We just recently completed a cool project for an airport client who was having issues with their concrete surface and “pop-outs” caused by extended freeze/thaw weather events. Pop-outs are caused when the surface of the concrete sheds pieces that are about an inch wide and can be anywhere from <1cm to 3cm deep. The following graphic shows what the pop-outs look like in the field.
The client was looking for a way to quantify the number of pop-outs per slab using an automated process to avoid having to survey every pop-out which would prove to be cost-prohibitive based on the overall size of the project.
Earth Eye deployed 2 teams of data collection vehicles to compare the imagery that could be obtained from our right-of-way cameras as well as from our pavement camera.
The pavement camera has a resolution of 1mm and gives us the ability to resolve the pop-outs from a nadir view, making it easier to automate the extraction of these features from the imagery. Also, the nadir view gives us more spatial accuracy, so the locations of the pop-outs can be accurately mapped and then compared with future imagery to help quantify the amount of new pop-outs that have arisen since the last inventory. Furthermore, the gray-scale image provided by the pavement camera provided more contrast between the concrete surface and the pop-out which is much lighter in color. It was determined that the nadir-view pavement camera provided the best starting point, from which to test the automated pop-out extraction process. The following image illustrates a sample pavement image – note the pop-outs are very visible without having to zoom into the image.

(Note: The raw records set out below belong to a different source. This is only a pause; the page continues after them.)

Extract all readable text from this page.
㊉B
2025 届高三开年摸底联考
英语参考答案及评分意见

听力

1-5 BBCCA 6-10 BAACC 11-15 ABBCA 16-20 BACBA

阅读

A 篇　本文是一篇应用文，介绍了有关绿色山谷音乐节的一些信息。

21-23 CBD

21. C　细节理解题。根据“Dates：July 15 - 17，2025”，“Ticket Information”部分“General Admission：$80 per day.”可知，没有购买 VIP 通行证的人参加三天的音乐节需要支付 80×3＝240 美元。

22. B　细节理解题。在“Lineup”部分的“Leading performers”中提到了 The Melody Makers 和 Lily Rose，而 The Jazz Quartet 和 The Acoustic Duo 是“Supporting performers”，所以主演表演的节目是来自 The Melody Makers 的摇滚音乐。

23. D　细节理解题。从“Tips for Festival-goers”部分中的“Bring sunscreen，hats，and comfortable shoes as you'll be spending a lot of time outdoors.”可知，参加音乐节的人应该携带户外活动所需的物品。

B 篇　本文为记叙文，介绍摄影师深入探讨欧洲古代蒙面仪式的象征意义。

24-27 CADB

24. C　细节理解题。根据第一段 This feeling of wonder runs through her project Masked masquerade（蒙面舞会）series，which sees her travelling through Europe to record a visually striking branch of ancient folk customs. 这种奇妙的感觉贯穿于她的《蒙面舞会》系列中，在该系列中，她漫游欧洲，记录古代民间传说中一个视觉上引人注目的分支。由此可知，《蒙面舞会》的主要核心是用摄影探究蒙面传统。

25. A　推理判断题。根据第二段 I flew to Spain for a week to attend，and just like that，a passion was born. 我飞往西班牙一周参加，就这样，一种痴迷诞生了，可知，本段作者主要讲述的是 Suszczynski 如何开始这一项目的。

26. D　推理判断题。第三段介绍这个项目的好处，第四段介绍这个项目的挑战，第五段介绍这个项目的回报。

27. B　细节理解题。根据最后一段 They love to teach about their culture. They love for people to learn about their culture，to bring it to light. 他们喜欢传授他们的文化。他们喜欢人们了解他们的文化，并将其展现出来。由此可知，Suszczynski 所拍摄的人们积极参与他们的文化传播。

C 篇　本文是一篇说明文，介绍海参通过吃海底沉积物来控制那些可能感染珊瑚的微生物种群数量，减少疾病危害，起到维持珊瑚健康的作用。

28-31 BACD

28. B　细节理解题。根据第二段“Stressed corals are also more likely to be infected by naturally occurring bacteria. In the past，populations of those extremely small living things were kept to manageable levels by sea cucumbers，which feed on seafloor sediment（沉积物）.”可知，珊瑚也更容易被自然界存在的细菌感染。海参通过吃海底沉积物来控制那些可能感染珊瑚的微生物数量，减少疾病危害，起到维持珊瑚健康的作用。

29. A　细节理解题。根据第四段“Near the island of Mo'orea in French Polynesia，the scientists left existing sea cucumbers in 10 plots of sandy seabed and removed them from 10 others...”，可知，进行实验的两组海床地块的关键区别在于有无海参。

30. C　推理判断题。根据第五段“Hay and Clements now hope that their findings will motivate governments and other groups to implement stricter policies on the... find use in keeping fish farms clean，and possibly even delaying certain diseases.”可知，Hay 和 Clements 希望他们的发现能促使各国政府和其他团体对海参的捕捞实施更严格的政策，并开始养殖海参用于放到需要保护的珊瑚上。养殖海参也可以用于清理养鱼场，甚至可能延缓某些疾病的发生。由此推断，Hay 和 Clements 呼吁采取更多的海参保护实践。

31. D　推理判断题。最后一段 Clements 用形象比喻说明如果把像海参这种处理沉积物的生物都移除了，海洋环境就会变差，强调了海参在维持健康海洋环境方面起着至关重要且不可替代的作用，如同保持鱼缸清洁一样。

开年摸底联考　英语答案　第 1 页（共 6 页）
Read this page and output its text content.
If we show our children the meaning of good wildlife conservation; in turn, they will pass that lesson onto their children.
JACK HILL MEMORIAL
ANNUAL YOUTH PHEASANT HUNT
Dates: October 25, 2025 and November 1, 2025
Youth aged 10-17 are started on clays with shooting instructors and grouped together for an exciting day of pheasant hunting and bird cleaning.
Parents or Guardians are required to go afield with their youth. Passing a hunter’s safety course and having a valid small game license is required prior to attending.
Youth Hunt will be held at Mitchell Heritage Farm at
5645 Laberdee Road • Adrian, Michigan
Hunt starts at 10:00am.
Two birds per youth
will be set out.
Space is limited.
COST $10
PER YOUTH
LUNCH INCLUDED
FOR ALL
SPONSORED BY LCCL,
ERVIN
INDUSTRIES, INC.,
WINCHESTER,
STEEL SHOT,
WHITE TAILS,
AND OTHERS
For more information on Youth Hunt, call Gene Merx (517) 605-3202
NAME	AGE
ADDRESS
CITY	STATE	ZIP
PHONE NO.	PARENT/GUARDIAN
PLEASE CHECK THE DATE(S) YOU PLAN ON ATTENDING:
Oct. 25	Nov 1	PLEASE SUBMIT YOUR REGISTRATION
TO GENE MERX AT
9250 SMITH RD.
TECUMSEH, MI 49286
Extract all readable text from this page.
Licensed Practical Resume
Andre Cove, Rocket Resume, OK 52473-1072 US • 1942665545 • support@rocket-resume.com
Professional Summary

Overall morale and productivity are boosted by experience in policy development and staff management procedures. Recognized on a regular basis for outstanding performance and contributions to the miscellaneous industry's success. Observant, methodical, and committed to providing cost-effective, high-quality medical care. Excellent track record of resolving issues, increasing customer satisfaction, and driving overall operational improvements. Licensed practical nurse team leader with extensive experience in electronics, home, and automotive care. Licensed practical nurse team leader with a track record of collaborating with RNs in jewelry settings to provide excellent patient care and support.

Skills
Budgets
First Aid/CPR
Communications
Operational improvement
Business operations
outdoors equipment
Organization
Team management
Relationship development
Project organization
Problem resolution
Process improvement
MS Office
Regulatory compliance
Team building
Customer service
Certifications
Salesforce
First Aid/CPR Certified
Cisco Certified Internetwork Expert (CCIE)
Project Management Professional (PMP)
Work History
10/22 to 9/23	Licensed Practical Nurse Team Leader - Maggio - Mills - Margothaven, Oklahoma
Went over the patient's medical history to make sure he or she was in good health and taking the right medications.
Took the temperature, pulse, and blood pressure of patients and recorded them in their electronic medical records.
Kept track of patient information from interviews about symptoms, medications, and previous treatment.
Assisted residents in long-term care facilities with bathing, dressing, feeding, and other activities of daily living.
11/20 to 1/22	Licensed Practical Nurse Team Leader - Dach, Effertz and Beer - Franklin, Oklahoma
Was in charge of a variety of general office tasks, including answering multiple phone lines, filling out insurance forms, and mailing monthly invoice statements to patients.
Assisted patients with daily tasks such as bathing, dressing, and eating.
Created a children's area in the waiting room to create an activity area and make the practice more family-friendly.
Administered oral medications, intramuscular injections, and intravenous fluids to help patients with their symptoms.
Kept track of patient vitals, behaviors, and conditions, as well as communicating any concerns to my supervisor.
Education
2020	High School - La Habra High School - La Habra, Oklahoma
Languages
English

The next image shows the results of our automated classification routine without any manual augmentation of missed pop-outs. We are realizing a consistent yield of greater than 95% of pop-outs identified as compared to control slabs that were collected manually in the field. Being able to efficiently map the pop-outs with a very high-yielding and automated algorithm allows us to efficiently map the pop-outs to support maintenance operations for this airport facility.
All of the pop-outs are geospatially referenced, so we can export all of the pop-outs as polygons with an area measurement associated with them. This area can then be converted to a severity and used to prescribe a specific maintenance activity based on the size and depth of the pop-out. The goal of the project was to create a quantified measurement (count) of the pop-outs for this entire project and we successfully completed this task with high-yielding, geospatial results.